SynCardia (Tucson, Arizona) has manufactured a lot of temporary total artificial hearts since that time, including one that went into the chest of Justin Ryder, a 35-year old former professional athlete. Ryder was on the Syncardia artificial for nearly three months earlier this year while waiting for a suitable transplant.

Abiomed (Danvers, Massachusetts) has also maintained a space in the artificial heart space with the Abiocor, an ingenious fully implantable system. It’s remarkable to think that more than 30 years have passed since Barney Clark had a Jarvik 7 implanted in his chest in 1982. It really is amazing to think how much has changed in this technological area in those three short decades.

2009 As was the case for the previous year, 2009 presented a lot of interesting content. One of the most interesting was a hearing in the Senate Finance Committee dealing with healthcare reform. The May 6, 2009, edition of MDD includes a description of how some protesters attempted to disrupt the hearing with calls for a single-payer system.

Committee chairman Max Baucus (D-Montana) called for a little civility, but his previous comments had made clear he would not push for single-payer healthcare. The calls for deploying healthcare reform “in a fiscally responsible way” echoed throughout the hearing, but that promise is looking increasingly tenuous as the ramifications of the Affordable Care Act continue to make themselves felt.

2010 Anyone who thinks “interoperability” is a dirty word is obviously not a healthcare IT consultant, and the May 7, 2010, edition of Medical Device Daily showed once again that government can dole out money toward the search for the Holy Grail even when the knights have no idea where to look.

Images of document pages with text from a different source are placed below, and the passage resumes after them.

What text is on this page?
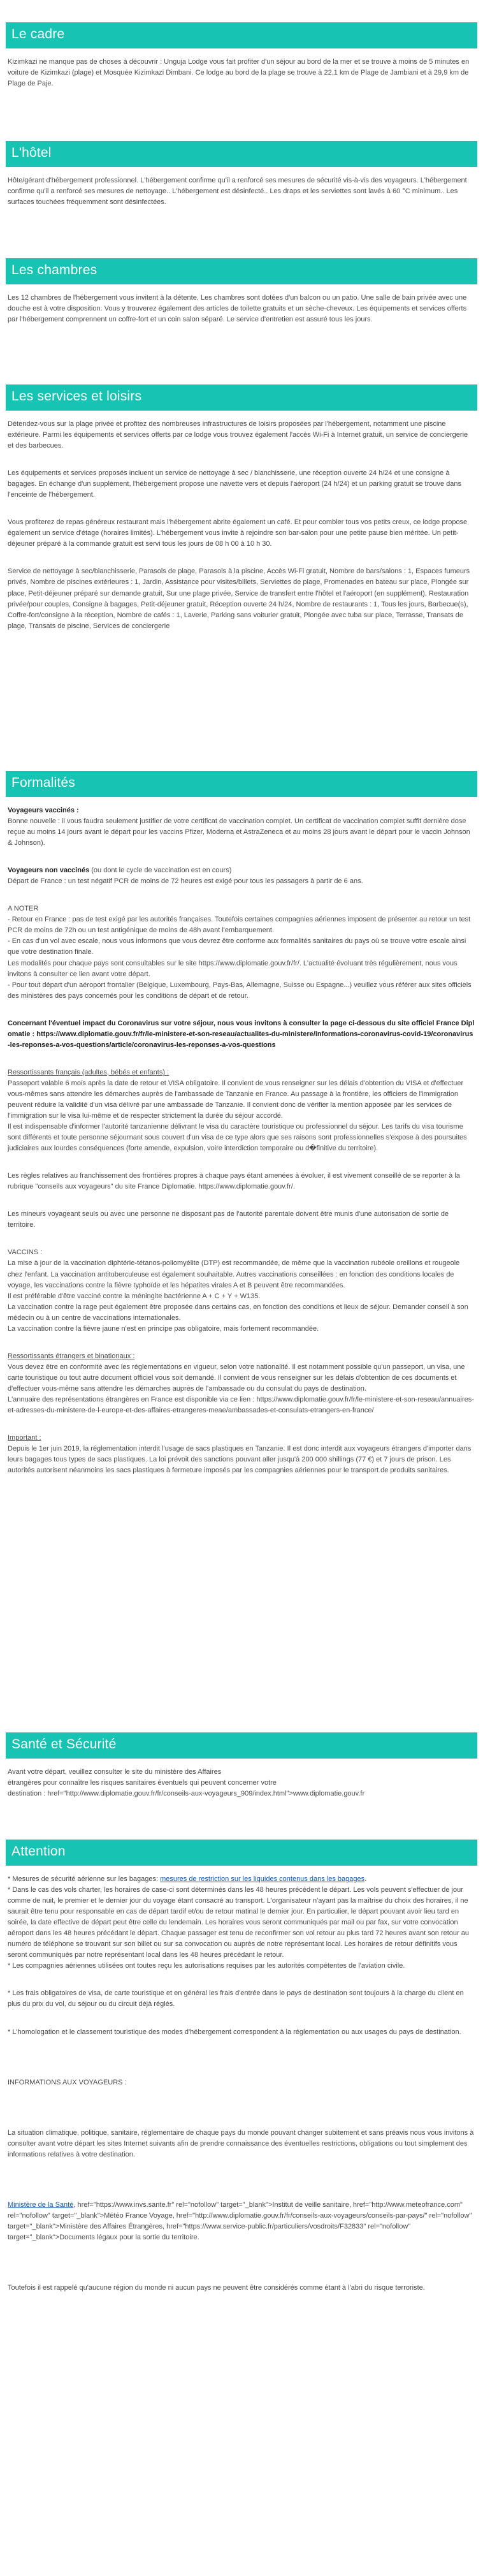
Le cadre

Kizimkazi ne manque pas de choses à découvrir : Unguja Lodge vous fait profiter d'un séjour au bord de la mer et se trouve à moins de 5 minutes en voiture de Kizimkazi (plage) et Mosquée Kizimkazi Dimbani. Ce lodge au bord de la plage se trouve à 22,1 km de Plage de Jambiani et à 29,9 km de Plage de Paje.

L'hôtel

Hôte/gérant d'hébergement professionnel. L'hébergement confirme qu'il a renforcé ses mesures de sécurité vis-à-vis des voyageurs. L'hébergement confirme qu'il a renforcé ses mesures de nettoyage.. L'hébergement est désinfecté.. Les draps et les serviettes sont lavés à 60 °C minimum.. Les surfaces touchées fréquemment sont désinfectées.

Les chambres

Les 12 chambres de l'hébergement vous invitent à la détente. Les chambres sont dotées d'un balcon ou un patio. Une salle de bain privée avec une douche est à votre disposition. Vous y trouverez également des articles de toilette gratuits et un sèche-cheveux. Les équipements et services offerts par l'hébergement comprennent un coffre-fort et un coin salon séparé. Le service d'entretien est assuré tous les jours.

Les services et loisirs

Détendez-vous sur la plage privée et profitez des nombreuses infrastructures de loisirs proposées par l'hébergement, notamment une piscine extérieure. Parmi les équipements et services offerts par ce lodge vous trouvez également l'accès Wi-Fi à Internet gratuit, un service de conciergerie et des barbecues.

Les équipements et services proposés incluent un service de nettoyage à sec / blanchisserie, une réception ouverte 24 h/24 et une consigne à bagages. En échange d'un supplément, l'hébergement propose une navette vers et depuis l'aéroport (24 h/24) et un parking gratuit se trouve dans l'enceinte de l'hébergement.

Vous profiterez de repas généreux restaurant mais l'hébergement abrite également un café. Et pour combler tous vos petits creux, ce lodge propose également un service d'étage (horaires limités). L'hébergement vous invite à rejoindre son bar-salon pour une petite pause bien méritée. Un petit-déjeuner préparé à la commande gratuit est servi tous les jours de 08 h 00 à 10 h 30.

Service de nettoyage à sec/blanchisserie, Parasols de plage, Parasols à la piscine, Accès Wi-Fi gratuit, Nombre de bars/salons : 1, Espaces fumeurs privés, Nombre de piscines extérieures : 1, Jardin, Assistance pour visites/billets, Serviettes de plage, Promenades en bateau sur place, Plongée sur place, Petit-déjeuner préparé sur demande gratuit, Sur une plage privée, Service de transfert entre l'hôtel et l'aéroport (en supplément), Restauration privée/pour couples, Consigne à bagages, Petit-déjeuner gratuit, Réception ouverte 24 h/24, Nombre de restaurants : 1, Tous les jours, Barbecue(s), Coffre-fort/consigne à la réception, Nombre de cafés : 1, Laverie, Parking sans voiturier gratuit, Plongée avec tuba sur place, Terrasse, Transats de plage, Transats de piscine, Services de conciergerie

Formalités

Voyageurs vaccinés :
Bonne nouvelle : il vous faudra seulement justifier de votre certificat de vaccination complet. Un certificat de vaccination complet suffit dernière dose reçue au moins 14 jours avant le départ pour les vaccins Pfizer, Moderna et AstraZeneca et au moins 28 jours avant le départ pour le vaccin Johnson & Johnson).

Voyageurs non vaccinés (ou dont le cycle de vaccination est en cours)
Départ de France : un test négatif PCR de moins de 72 heures est exigé pour tous les passagers à partir de 6 ans.

A NOTER
- Retour en France : pas de test exigé par les autorités françaises. Toutefois certaines compagnies aériennes imposent de présenter au retour un test PCR de moins de 72h ou un test antigénique de moins de 48h avant l'embarquement.
- En cas d'un vol avec escale, nous vous informons que vous devrez être conforme aux formalités sanitaires du pays où se trouve votre escale ainsi que votre destination finale.
Les modalités pour chaque pays sont consultables sur le site https://www.diplomatie.gouv.fr/fr/. L'actualité évoluant très régulièrement, nous vous invitons à consulter ce lien avant votre départ.
- Pour tout départ d'un aéroport frontalier (Belgique, Luxembourg, Pays-Bas, Allemagne, Suisse ou Espagne...) veuillez vous référer aux sites officiels des ministères des pays concernés pour les conditions de départ et de retour.

Concernant l'éventuel impact du Coronavirus sur votre séjour, nous vous invitons à consulter la page ci-dessous du site officiel France Diplomatie : https://www.diplomatie.gouv.fr/fr/le-ministere-et-son-reseau/actualites-du-ministere/informations-coronavirus-covid-19/coronavirus-les-reponses-a-vos-questions/article/coronavirus-les-reponses-a-vos-questions

Ressortissants français (adultes, bébés et enfants) :
Passeport valable 6 mois après la date de retour et VISA obligatoire. Il convient de vous renseigner sur les délais d'obtention du VISA et d'effectuer vous-mêmes sans attendre les démarches auprès de l'ambassade de Tanzanie en France. Au passage à la frontière, les officiers de l'immigration peuvent réduire la validité d'un visa délivré par une ambassade de Tanzanie. Il convient donc de vérifier la mention apposée par les services de l'immigration sur le visa lui-même et de respecter strictement la durée du séjour accordé.
Il est indispensable d'informer l'autorité tanzanienne délivrant le visa du caractère touristique ou professionnel du séjour. Les tarifs du visa tourisme sont différents et toute personne séjournant sous couvert d'un visa de ce type alors que ses raisons sont professionnelles s'expose à des poursuites judiciaires aux lourdes conséquences (forte amende, expulsion, voire interdiction temporaire ou d�finitive du territoire).

Les règles relatives au franchissement des frontières propres à chaque pays étant amenées à évoluer, il est vivement conseillé de se reporter à la rubrique "conseils aux voyageurs" du site France Diplomatie. https://www.diplomatie.gouv.fr/.

Les mineurs voyageant seuls ou avec une personne ne disposant pas de l'autorité parentale doivent être munis d'une autorisation de sortie de territoire.

VACCINS :
La mise à jour de la vaccination diphtérie-tétanos-poliomyélite (DTP) est recommandée, de même que la vaccination rubéole oreillons et rougeole chez l'enfant. La vaccination antituberculeuse est également souhaitable. Autres vaccinations conseillées : en fonction des conditions locales de voyage, les vaccinations contre la fièvre typhoïde et les hépatites virales A et B peuvent être recommandées.
Il est préférable d'être vacciné contre la méningite bactérienne A + C + Y + W135.
La vaccination contre la rage peut également être proposée dans certains cas, en fonction des conditions et lieux de séjour. Demander conseil à son médecin ou à un centre de vaccinations internationales.
La vaccination contre la fièvre jaune n'est en principe pas obligatoire, mais fortement recommandée.

Ressortissants étrangers et binationaux :
Vous devez être en conformité avec les réglementations en vigueur, selon votre nationalité. Il est notamment possible qu'un passeport, un visa, une carte touristique ou tout autre document officiel vous soit demandé. Il convient de vous renseigner sur les délais d'obtention de ces documents et d'effectuer vous-même sans attendre les démarches auprès de l'ambassade ou du consulat du pays de destination.
L'annuaire des représentations étrangères en France est disponible via ce lien : https://www.diplomatie.gouv.fr/fr/le-ministere-et-son-reseau/annuaires-et-adresses-du-ministere-de-l-europe-et-des-affaires-etrangeres-meae/ambassades-et-consulats-etrangers-en-france/

Important :
Depuis le 1er juin 2019, la réglementation interdit l'usage de sacs plastiques en Tanzanie. Il est donc interdit aux voyageurs étrangers d'importer dans leurs bagages tous types de sacs plastiques. La loi prévoit des sanctions pouvant aller jusqu'à 200 000 shillings (77 €) et 7 jours de prison. Les autorités autorisent néanmoins les sacs plastiques à fermeture imposés par les compagnies aériennes pour le transport de produits sanitaires.

Santé et Sécurité

Avant votre départ, veuillez consulter le site du ministère des Affaires
étrangères pour connaître les risques sanitaires éventuels qui peuvent concerner votre
destination : href="http://www.diplomatie.gouv.fr/fr/conseils-aux-voyageurs_909/index.html">www.diplomatie.gouv.fr

Attention

* Mesures de sécurité aérienne sur les bagages: mesures de restriction sur les liquides contenus dans les bagages.
* Dans le cas des vols charter, les horaires de case-ci sont déterminés dans les 48 heures précédent le départ. Les vols peuvent s'effectuer de jour comme de nuit, le premier et le dernier jour du voyage étant consacré au transport. L'organisateur n'ayant pas la maîtrise du choix des horaires, il ne saurait être tenu pour responsable en cas de départ tardif et/ou de retour matinal le dernier jour. En particulier, le départ pouvant avoir lieu tard en soirée, la date effective de départ peut être celle du lendemain. Les horaires vous seront communiqués par mail ou par fax, sur votre convocation aéroport dans les 48 heures précédant le départ. Chaque passager est tenu de reconfirmer son vol retour au plus tard 72 heures avant son retour au numéro de téléphone se trouvant sur son billet ou sur sa convocation ou auprès de notre représentant local. Les horaires de retour définitifs vous seront communiqués par notre représentant local dans les 48 heures précédant le retour.
* Les compagnies aériennes utilisées ont toutes reçu les autorisations requises par les autorités compétentes de l'aviation civile.

* Les frais obligatoires de visa, de carte touristique et en général les frais d'entrée dans le pays de destination sont toujours à la charge du client en plus du prix du vol, du séjour ou du circuit déjà réglés.

* L'homologation et le classement touristique des modes d'hébergement correspondent à la réglementation ou aux usages du pays de destination.

INFORMATIONS AUX VOYAGEURS :

La situation climatique, politique, sanitaire, réglementaire de chaque pays du monde pouvant changer subitement et sans préavis nous vous invitons à consulter avant votre départ les sites Internet suivants afin de prendre connaissance des éventuelles restrictions, obligations ou tout simplement des informations relatives à votre destination.

Ministère de la Santé, href="https://www.invs.sante.fr" rel="nofollow" target="_blank">Institut de veille sanitaire, href="http://www.meteofrance.com" rel="nofollow" target="_blank">Météo France Voyage, href="http://www.diplomatie.gouv.fr/fr/conseils-aux-voyageurs/conseils-par-pays/" rel="nofollow" target="_blank">Ministère des Affaires Étrangères, href="https://www.service-public.fr/particuliers/vosdroits/F32833" rel="nofollow" target="_blank">Documents légaux pour la sortie du territoire.

Toutefois il est rappelé qu'aucune région du monde ni aucun pays ne peuvent être considérés comme étant à l'abri du risque terroriste.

The federal government had announced that week it would supply providers with $200 million in healthcare IT grants despite the absence of an interoperability standard, a predicament that hasn’t been relieved by billions of dollars in HIT grants and untold effort by a wide range of interested parties. Healthcare IT interoperability would be fodder for any comic working the clubs in DC if not for the justifiable outrage over Uncle Sam’s borderline criminal abuse of taxpayer dollars.

2011 If you like the word “innovation,” you’ll love what Eidosmed (Chicago) did with its compliance systems. According to FDA’s March 16, 2011, warning letter to the firm, Eidosmed was in the habit of maintaining design history documentation in company e-mails.

I didn’t come out and say this in the May 4, 2011, edition of MDD, but let’s face it: While this is not a good way to impress FDA, it cannot be argued the idea lacked originality.

2012 CMS announced last year it would cover the use of transcatheter aortic valve replacements (TAVR) via the coverage with evidence development (CED) framework. It was an interesting bit of coverage in the May 2, 2012, edition of MDD, not just because the write-up had its share of acronym soup.

CMS dropped the notion of requiring that the CED trial be designed to demonstrate superiority of TAVR thanks to the objections of clinicians from just about everywhere outside of Antarctica. The decision was also interesting in that it purportedly involved the use of parallel review, a much-touted mechanism seemingly destined to never account for more than a handful of device applications per year, if any.

However, team medicine also got a big boost in this coverage decision, a rubric for clinical decision-making sure to get a lot more use than parallel review in the years to come.